The saga of the British Beekeepers' Association (BBKA) and its long-term pesticide endorsements is quite extraordinary. For 10 years, the BBKA has been giving its official blessing to four insecticides as "bee-friendly" or "bee-safe" – for example, the May 2001 newsletter BBKA News referred to "the BBKA's endorsement of Fury as a bee-safe product", while another piece in August 2005 said "the products we endorse are bee-friendly when used properly".
Yet the active ingredients of these products, as shown above, are among the most deadly substances for bees existing on the planet.
Most rational people, with no axe to grind one way or another about bees or pesticides or anything else, would surely find this counter-intuitive as best; at worst, simply bonkers. Good old bee-safe Fury, eh, which contains cypermethrin, the second most toxic insecticide to honey bees out of 100 tested. No wonder it has produced fury among some beekeepers. What has been going on?
The more one goes into it, the more it becomes clear that there is a very comfortable relationship – the old word used to be "cosy" – between the fairly small group of senior beekeeping figures who run the BBKA as a self-perpetuating oligarchy, and the pesticide lobby, or as they would prefer to call it, the crop protection industry.
This is something which may skew judgement. One of the claims in the open letter sent to the association by independent beekeepers is that "the BBKA appears never to have issued any public statement that is critical of any pesticides or pesticide manufacturer". That's a sweeping statement, but it's certainly the case, if you leaf through BBKA News, that pesticides are not viewed as a major problem.
This matters, because in the great decline of bees we have witnessed in recent years, culminating in the mysterious colony collapse disorder, a new generation of pesticides, the neonicotinoids, may be implicated, some claim.
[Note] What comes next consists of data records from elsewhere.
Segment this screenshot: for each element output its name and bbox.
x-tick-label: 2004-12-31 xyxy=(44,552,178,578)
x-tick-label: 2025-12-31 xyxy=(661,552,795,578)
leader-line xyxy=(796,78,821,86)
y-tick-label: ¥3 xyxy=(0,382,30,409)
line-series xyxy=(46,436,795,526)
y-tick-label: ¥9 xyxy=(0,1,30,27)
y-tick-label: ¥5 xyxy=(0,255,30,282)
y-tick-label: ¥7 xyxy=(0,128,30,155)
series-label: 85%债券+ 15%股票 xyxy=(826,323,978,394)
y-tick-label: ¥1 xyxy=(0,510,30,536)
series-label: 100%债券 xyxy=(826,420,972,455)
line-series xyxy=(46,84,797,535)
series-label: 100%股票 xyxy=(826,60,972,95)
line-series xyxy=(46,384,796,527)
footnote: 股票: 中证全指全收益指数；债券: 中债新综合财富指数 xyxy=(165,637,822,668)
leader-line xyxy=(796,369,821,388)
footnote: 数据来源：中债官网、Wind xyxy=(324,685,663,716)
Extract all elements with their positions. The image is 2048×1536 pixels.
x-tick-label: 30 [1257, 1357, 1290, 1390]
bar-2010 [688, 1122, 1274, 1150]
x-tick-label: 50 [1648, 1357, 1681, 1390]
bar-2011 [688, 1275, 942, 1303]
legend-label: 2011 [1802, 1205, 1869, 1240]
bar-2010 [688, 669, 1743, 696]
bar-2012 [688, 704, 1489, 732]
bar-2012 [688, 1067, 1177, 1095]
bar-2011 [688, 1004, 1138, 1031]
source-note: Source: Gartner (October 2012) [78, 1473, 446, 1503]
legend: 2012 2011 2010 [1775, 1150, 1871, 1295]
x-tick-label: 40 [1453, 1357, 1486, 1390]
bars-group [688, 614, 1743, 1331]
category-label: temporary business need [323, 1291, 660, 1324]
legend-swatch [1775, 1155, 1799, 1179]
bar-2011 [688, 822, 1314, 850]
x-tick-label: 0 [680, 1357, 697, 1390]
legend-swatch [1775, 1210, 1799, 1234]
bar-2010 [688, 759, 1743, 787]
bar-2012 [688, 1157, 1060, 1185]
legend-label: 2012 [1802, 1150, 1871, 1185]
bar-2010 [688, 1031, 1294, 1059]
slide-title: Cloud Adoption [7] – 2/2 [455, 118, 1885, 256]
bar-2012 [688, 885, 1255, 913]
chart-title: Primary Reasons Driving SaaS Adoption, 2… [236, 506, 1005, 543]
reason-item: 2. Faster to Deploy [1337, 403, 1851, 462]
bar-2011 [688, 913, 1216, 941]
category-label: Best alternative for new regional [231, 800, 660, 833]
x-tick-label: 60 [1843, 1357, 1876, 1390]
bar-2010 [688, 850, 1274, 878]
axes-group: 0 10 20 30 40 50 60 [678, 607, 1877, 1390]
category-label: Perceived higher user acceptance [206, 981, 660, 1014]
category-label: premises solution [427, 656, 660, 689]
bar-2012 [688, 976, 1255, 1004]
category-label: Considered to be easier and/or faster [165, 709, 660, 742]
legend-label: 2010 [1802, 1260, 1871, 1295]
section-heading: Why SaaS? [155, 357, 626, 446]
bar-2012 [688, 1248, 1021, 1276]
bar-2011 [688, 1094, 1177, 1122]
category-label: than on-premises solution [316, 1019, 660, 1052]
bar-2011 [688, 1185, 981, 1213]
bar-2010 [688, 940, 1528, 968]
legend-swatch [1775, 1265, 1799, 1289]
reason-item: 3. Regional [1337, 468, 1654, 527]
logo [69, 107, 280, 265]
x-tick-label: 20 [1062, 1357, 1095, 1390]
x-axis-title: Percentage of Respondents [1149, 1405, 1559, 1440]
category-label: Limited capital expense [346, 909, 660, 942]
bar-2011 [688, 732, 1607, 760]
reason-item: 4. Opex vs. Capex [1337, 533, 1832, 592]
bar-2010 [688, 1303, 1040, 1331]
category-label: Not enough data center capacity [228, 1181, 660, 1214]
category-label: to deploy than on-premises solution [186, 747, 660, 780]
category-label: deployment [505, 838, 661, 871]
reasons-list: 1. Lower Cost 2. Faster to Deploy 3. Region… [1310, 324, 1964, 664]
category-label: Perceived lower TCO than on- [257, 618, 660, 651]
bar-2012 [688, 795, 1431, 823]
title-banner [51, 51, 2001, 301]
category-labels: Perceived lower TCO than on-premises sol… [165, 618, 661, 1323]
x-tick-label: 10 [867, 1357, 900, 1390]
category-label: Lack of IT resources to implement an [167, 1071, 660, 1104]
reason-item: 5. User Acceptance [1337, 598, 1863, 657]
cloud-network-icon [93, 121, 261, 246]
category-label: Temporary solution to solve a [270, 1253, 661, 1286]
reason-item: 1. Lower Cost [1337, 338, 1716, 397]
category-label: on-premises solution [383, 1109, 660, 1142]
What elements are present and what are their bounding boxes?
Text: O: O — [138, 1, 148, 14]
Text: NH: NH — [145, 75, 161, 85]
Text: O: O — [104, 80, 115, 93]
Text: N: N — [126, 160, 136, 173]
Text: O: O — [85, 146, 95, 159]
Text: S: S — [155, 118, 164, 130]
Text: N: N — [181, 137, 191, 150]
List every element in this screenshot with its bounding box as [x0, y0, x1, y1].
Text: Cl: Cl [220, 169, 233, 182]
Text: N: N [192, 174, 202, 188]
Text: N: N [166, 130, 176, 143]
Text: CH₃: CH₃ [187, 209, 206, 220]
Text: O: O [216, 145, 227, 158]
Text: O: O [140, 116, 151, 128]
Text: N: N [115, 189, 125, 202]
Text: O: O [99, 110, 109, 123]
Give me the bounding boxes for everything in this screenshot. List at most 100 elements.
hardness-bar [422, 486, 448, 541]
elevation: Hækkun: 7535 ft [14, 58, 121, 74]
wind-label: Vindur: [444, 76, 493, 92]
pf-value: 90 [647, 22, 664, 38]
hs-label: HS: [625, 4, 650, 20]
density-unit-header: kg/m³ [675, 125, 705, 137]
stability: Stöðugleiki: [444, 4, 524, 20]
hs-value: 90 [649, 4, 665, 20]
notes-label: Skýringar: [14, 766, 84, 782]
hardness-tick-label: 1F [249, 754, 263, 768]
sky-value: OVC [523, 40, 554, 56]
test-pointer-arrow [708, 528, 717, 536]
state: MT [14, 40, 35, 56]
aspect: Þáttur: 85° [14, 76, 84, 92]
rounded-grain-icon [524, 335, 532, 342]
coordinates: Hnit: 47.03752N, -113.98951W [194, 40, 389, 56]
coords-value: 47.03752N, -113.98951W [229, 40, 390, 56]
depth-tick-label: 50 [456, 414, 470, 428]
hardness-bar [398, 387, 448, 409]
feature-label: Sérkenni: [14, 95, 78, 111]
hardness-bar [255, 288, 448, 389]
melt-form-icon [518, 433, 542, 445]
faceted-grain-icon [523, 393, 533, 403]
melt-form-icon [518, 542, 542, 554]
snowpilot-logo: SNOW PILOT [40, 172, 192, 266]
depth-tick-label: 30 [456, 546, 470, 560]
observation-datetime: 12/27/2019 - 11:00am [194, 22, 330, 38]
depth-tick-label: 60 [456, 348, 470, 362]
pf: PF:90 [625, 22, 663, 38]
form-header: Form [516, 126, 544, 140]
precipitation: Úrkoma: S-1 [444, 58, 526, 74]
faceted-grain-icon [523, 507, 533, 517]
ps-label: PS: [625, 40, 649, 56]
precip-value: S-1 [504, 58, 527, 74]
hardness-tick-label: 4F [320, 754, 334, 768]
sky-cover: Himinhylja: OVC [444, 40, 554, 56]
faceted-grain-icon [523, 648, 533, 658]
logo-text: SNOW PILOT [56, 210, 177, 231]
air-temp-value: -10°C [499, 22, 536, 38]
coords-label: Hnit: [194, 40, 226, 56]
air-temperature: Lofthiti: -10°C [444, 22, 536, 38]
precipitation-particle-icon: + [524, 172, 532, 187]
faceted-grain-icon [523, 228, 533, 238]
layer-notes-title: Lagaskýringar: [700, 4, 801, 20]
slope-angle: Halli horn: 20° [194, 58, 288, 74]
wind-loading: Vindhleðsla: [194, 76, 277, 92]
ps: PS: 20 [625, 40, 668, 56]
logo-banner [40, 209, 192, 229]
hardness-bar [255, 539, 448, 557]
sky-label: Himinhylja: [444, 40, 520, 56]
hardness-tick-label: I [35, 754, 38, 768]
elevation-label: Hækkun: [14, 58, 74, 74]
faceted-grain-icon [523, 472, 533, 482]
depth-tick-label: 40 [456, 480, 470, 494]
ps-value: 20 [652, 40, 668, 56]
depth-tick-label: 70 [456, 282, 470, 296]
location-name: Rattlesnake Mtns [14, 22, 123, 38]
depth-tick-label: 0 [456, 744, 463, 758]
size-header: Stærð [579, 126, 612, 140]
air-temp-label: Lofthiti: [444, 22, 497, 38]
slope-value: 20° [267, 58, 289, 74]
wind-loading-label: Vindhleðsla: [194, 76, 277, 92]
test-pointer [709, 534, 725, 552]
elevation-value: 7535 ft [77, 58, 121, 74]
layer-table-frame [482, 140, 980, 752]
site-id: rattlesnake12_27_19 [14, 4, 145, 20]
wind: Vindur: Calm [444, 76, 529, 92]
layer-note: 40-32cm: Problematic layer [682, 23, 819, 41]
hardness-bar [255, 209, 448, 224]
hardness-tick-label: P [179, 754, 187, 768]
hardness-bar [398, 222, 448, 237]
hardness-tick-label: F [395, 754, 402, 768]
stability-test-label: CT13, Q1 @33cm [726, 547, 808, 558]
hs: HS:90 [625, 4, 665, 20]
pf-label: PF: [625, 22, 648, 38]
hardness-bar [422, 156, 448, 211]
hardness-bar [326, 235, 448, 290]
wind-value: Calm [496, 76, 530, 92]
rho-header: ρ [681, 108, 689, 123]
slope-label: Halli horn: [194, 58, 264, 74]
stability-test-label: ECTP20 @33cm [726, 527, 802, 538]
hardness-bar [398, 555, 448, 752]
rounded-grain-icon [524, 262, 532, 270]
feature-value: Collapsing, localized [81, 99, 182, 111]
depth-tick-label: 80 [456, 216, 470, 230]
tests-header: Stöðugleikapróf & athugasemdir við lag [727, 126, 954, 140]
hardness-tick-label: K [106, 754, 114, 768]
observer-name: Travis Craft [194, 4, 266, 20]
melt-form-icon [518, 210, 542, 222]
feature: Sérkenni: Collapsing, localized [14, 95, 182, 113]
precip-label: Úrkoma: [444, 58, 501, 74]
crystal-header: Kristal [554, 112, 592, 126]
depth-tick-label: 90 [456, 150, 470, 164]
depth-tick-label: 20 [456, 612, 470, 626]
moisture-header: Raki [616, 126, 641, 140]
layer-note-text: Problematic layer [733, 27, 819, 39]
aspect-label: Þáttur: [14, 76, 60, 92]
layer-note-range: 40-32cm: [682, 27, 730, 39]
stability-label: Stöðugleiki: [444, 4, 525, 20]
Yet some senior British beekeepers and scientists insist the matter is down to mites like varroa, or viruses like nosema, and say pesticides have nothing to do with it.
In fact, you can see the potential role of neonicotinoids being actively played down – inaccurately – in the BBKA's own agenda for action, Honey Bee Health – Research Concepts, an important study produced by five senior BBKA figures and published in 2009.
Dealing with potential pesticide problems comes almost last as a single page. The document says that incidents in Europe involving neonicotinoids which have been harmful to bees "have been considered to be the result of bad practices". This is correct for Germany, but not for France (both countries have banned them).
Then the document says: "These compounds appear to be not very widely used in UK agriculture at present." Well, you can find the figures if you want, and as you think the five senior authors might have wanted to do.
They are available from the Food and Environment Research Agency, and they show that in 2008, the year before the study was published, the area of land treated in Britain with neonicotinoids was 1,027,706 hectares, or 2,539,461 acres. It gives "not very widely used" a whole new meaning.